Inspiro a maior quantidade de seu cheiro que posso, tentando memorizar cada toque e cada sensação e então o despertador toca.

Tensão paira no ar e todos na sala se entreolham.

— Temos que ir — diz Alex, olhando para Seth.

Seth se levanta imediatamente. Imito seu movimento e também fico de pé.

— Vamos esperar lá fora — Carlisle diz e sai acompanhado de Leah — que arrastava a cadeira de meu pai — e Alex, a última sorri pra mim antes de fechar a porta.

Meu irmão me dá um sorriso de lado.

— Promete que vai ficar bem? — pergunto, dando alguns passos em sua direção.

Ele abre um sorriso gigante, o sorriso do Jacob.

— Isso já está no papo, não precisa se preocupar — responde, o tom de voz quase me convencendo.

Mas a morte do Quil estava fresca em minha memória.

— Por favor Jake — insisto. — Não faça nada idiota, volte pra casa.

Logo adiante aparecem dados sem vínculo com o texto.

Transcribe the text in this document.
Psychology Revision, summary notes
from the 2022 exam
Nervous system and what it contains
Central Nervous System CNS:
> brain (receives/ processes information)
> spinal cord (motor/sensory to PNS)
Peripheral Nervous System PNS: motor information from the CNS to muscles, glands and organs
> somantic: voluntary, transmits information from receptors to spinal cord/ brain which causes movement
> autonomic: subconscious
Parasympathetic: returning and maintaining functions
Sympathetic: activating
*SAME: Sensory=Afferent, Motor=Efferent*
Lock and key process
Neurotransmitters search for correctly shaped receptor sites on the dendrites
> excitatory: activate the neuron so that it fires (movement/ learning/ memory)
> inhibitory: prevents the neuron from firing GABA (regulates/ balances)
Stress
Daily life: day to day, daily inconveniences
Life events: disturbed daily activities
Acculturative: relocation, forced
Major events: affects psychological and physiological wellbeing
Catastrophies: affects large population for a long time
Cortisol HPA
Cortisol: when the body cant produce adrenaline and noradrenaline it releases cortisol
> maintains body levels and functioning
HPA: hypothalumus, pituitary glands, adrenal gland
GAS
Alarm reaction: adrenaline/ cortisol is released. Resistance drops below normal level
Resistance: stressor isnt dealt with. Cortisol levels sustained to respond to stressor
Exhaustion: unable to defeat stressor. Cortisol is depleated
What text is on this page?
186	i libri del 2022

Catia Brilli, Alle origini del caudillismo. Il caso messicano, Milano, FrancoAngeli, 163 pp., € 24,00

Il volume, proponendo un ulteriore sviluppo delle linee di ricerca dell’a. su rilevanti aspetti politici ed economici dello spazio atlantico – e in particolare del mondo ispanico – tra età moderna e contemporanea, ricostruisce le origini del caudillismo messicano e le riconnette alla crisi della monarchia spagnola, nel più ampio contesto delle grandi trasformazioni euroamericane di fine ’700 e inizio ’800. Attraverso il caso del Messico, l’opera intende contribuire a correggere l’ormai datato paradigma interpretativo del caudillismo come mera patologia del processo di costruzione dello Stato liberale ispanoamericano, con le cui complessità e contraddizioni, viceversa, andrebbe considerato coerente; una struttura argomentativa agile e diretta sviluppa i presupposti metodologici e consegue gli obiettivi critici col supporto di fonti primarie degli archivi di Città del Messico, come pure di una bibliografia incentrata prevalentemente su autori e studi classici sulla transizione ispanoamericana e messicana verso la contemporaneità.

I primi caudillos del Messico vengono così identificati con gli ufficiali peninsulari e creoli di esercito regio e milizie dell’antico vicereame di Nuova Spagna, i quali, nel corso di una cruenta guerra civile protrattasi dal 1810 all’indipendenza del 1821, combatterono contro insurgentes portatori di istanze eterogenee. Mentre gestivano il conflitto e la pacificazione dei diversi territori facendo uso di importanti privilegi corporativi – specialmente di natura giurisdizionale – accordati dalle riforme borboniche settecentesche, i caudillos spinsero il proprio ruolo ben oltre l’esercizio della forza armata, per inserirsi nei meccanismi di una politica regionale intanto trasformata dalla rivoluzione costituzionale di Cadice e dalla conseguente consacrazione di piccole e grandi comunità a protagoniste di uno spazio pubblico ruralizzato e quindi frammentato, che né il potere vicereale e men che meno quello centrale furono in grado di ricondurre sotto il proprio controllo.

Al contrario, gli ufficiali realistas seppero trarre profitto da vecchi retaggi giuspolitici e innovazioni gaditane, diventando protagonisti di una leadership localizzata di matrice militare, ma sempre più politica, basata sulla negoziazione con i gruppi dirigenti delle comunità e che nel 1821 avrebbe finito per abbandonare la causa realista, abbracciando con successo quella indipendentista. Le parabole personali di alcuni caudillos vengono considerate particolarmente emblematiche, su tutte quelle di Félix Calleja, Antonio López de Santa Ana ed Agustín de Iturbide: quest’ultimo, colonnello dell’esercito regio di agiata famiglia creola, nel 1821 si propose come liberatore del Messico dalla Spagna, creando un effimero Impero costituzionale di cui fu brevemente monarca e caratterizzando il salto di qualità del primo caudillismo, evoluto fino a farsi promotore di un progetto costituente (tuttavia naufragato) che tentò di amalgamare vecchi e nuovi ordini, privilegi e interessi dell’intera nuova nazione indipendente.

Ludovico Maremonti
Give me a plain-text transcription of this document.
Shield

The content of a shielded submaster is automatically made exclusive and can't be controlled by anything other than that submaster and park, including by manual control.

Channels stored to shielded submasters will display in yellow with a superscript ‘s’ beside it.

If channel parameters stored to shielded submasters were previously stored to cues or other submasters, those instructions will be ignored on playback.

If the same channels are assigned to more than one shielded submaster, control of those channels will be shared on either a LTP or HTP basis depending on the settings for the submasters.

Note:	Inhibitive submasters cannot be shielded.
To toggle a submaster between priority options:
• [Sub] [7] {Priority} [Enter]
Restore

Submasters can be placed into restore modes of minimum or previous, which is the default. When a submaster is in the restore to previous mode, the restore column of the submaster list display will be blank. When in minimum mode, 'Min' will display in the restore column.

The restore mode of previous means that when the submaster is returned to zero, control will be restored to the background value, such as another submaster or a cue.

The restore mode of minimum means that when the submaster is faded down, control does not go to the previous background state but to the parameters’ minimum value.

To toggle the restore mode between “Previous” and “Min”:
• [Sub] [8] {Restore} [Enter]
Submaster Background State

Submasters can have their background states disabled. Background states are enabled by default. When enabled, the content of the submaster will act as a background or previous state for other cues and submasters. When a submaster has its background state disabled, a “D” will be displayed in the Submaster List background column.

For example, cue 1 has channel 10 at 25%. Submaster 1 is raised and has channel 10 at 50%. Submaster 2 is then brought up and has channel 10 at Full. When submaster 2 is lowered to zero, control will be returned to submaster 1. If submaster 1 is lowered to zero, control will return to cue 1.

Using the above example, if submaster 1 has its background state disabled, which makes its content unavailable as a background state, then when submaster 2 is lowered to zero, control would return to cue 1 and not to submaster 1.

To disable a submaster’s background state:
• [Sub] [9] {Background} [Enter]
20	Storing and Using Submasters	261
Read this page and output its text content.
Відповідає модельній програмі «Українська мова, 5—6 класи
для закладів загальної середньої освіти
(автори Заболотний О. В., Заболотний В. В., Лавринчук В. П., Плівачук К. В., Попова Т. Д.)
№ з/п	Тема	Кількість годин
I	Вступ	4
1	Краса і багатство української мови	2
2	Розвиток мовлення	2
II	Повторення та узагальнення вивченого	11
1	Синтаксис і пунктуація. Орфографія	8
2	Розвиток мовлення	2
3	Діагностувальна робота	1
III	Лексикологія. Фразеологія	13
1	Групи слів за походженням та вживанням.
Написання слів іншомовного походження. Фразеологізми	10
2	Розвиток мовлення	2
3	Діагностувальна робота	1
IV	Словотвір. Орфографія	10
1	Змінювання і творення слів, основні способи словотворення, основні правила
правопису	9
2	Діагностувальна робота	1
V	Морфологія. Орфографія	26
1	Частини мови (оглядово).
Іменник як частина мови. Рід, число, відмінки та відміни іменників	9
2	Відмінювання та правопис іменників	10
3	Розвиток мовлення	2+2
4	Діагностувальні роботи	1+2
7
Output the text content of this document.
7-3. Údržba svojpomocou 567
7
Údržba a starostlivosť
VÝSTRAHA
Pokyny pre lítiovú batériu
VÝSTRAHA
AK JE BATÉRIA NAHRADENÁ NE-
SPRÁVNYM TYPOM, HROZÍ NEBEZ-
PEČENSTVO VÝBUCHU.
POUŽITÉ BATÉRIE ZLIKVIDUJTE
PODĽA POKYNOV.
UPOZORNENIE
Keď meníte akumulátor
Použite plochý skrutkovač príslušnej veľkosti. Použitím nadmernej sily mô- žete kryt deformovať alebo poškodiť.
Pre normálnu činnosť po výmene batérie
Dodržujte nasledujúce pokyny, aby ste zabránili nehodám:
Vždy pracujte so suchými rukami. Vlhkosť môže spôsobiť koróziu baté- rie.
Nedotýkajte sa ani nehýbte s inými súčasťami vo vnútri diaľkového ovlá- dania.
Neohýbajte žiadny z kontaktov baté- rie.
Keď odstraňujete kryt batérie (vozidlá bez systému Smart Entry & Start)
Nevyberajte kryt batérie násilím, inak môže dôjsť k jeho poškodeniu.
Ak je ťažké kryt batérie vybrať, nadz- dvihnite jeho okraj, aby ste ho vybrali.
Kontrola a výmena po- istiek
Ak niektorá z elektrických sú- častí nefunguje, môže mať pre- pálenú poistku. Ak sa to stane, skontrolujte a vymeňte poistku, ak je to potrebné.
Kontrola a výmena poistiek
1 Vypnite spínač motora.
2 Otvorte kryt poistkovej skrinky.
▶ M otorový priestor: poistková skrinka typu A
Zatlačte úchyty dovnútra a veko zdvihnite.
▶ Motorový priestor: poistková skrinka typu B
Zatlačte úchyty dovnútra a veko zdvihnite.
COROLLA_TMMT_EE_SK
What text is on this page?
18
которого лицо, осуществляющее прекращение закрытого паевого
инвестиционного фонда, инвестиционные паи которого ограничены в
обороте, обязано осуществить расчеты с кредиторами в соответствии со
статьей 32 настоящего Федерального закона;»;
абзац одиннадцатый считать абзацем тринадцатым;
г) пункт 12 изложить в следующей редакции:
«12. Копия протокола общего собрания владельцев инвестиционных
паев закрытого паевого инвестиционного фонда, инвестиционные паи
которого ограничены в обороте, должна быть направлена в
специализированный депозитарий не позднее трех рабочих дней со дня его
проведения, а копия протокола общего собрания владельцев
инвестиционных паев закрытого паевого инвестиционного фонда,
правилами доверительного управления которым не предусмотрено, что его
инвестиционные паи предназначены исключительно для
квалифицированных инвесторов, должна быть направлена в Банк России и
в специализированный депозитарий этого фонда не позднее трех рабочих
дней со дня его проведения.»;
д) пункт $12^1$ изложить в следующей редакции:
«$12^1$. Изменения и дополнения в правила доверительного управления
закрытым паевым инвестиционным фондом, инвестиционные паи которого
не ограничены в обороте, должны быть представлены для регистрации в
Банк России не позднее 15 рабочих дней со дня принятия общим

Meu irmão me abraça, quase me esmagando com seus braços. Enfio meu rosto e seu peito e foco no som do seu coração, pra mim era o som mais importante do mundo.

— Não vá chorar, ok?

Respiro profundamente e tento me controlar.

— Tudo bem — concordo, dando dois passos pra trás.

— Vamos estar todos juntos no fim da tarde, comendo queijo quente e rindo de como aqueles imbecis se foderam.

Tento acreditar no que ele diz.

— Combinado.

Jacob olha pra mim e em seguida pra Seth.

— Vou ir lá pra fora agora — ele diz. — Só não sejam muito melosos sabe, não posso evitar ouvir tudo.

Fecho a cara.

— Tape as orelhas!

Ele dá risada e corre ridiculamente até a porta.

— Amo você, garota! — ele diz antes de sair.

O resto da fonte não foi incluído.